Pupils at Fen Park Community Primary School, in Lowestoft, celebrated the end of their first year in their new and improved premises this week. The school moved from its former home in a cramped Victorian building with limited outdoor space in Lovewell Road to the former Kirkley Middle School site in January 2012.
Snowflake the tiny muntjac deer faced an uncertain start in life but now is in the safe hands of staff at an animal rescue centre after being found in a back garden of a home in Sible Hedingham on Sunday and taken in to Wildlives Animal Rescue and Rehabilitation Centre in Thorrington by the concerned resident.
Another unusual visitor has been found in the garden of a Suffolk home. A Californian quail, typically native to the United States was discovered by Mike Stiff in his back garden in Stoney Road, Grundisburgh.
The New Wolsey Theatre in Ipswich has been awarded £420,000 by The Arts Council to allow it to improve facilities backstage which haven’t had any major refurbishment work since the theatre opened in 1979.
This year’s pantomime by an amateur dramatics group is raising cash for a new storage facility for costumes, set and lighting and sound equipment.
Traditionally the Debenham Players donate 10% of ticket sales to a nominated charity, but money raised from their performance of Beauty and The Beast, will go towards replacing the ‘Hut,’ which has fallen into a state of disrepair.

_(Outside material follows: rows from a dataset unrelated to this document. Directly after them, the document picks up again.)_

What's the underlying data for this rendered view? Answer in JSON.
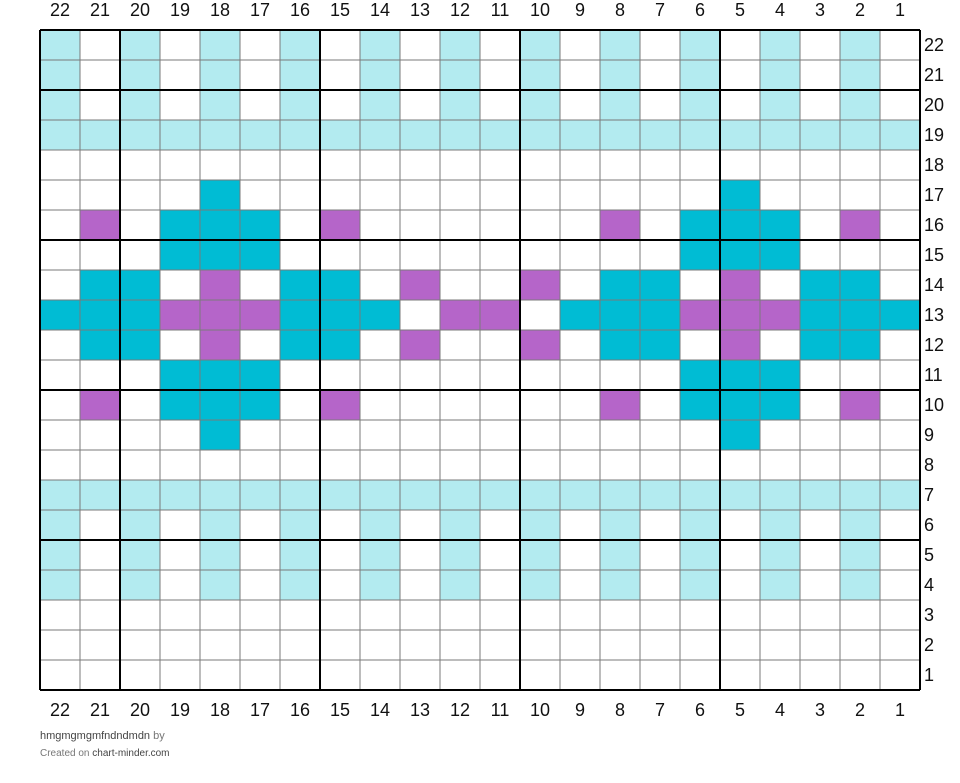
{
  "chart_data": {
    "type": "grid",
    "columns": 22,
    "rows": 22,
    "column_labels": [
      "22",
      "21",
      "20",
      "19",
      "18",
      "17",
      "16",
      "15",
      "14",
      "13",
      "12",
      "11",
      "10",
      "9",
      "8",
      "7",
      "6",
      "5",
      "4",
      "3",
      "2",
      "1"
    ],
    "row_labels": [
      "22",
      "21",
      "20",
      "19",
      "18",
      "17",
      "16",
      "15",
      "14",
      "13",
      "12",
      "11",
      "10",
      "9",
      "8",
      "7",
      "6",
      "5",
      "4",
      "3",
      "2",
      "1"
    ],
    "colors": {
      "L": "#b3ebf0",
      "T": "#00bcd4",
      "P": "#b565c9",
      "W": "#ffffff"
    },
    "grid_rows": [
      "LWLWLWLWLWLWLWLWLWLWLW",
      "LWLWLWLWLWLWLWLWLWLWLW",
      "LWLWLWLWLWLWLWLWLWLWLW",
      "LLLLLLLLLLLLLLLLLLLLLL",
      "WWWWWWWWWWWWWWWWWWWWWW",
      "WWWWTWWWWWWWWWWWWTWWWW",
      "WPWTTTWPWWWWWWPWTTTWPW",
      "WWWTTTWWWWWWWWWWTTTWWW",
      "WTTWPWTTWPWWPWTTWPWTTW",
      "TTTPPPTTTWPPWTTTPPPTTT",
      "WTTWPWTTWPWWPWTTWPWTTW",
      "WWWTTTWWWWWWWWWWTTTWWW",
      "WPWTTTWPWWWWWWPWTTTWPW",
      "WWWWTWWWWWWWWWWWWTWWWW",
      "WWWWWWWWWWWWWWWWWWWWWW",
      "LLLLLLLLLLLLLLLLLLLLLL",
      "LWLWLWLWLWLWLWLWLWLWLW",
      "LWLWLWLWLWLWLWLWLWLWLW",
      "LWLWLWLWLWLWLWLWLWLWLW",
      "WWWWWWWWWWWWWWWWWWWWWW",
      "WWWWWWWWWWWWWWWWWWWWWW",
      "WWWWWWWWWWWWWWWWWWWWWW"
    ],
    "major_line_every": 5
  },
  "footer": {
    "chart_name": "hmgmgmgmfndndmdn",
    "by_label": "by",
    "created_on": "Created on",
    "site": "chart-minder.com"
  }
}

In other news, a fitness fanatic is preparing to take on one of the world’s highest mountains after overcoming a debilitating spinal condition. Richard Hickson, of Ipswich, has now booked his flights to Africa where he plans to take on the challenge he feared he would never do, climbing Mount Kilimanjaro.
And finally, pre-sale estimates are showing that a new world auction record for a painting by Ipswich artist Edward Robert Smythe could be set in America next month when his 1870s oil painting of Suffolk hounds is set to fetch between £50,000 and £75,000 at an auction.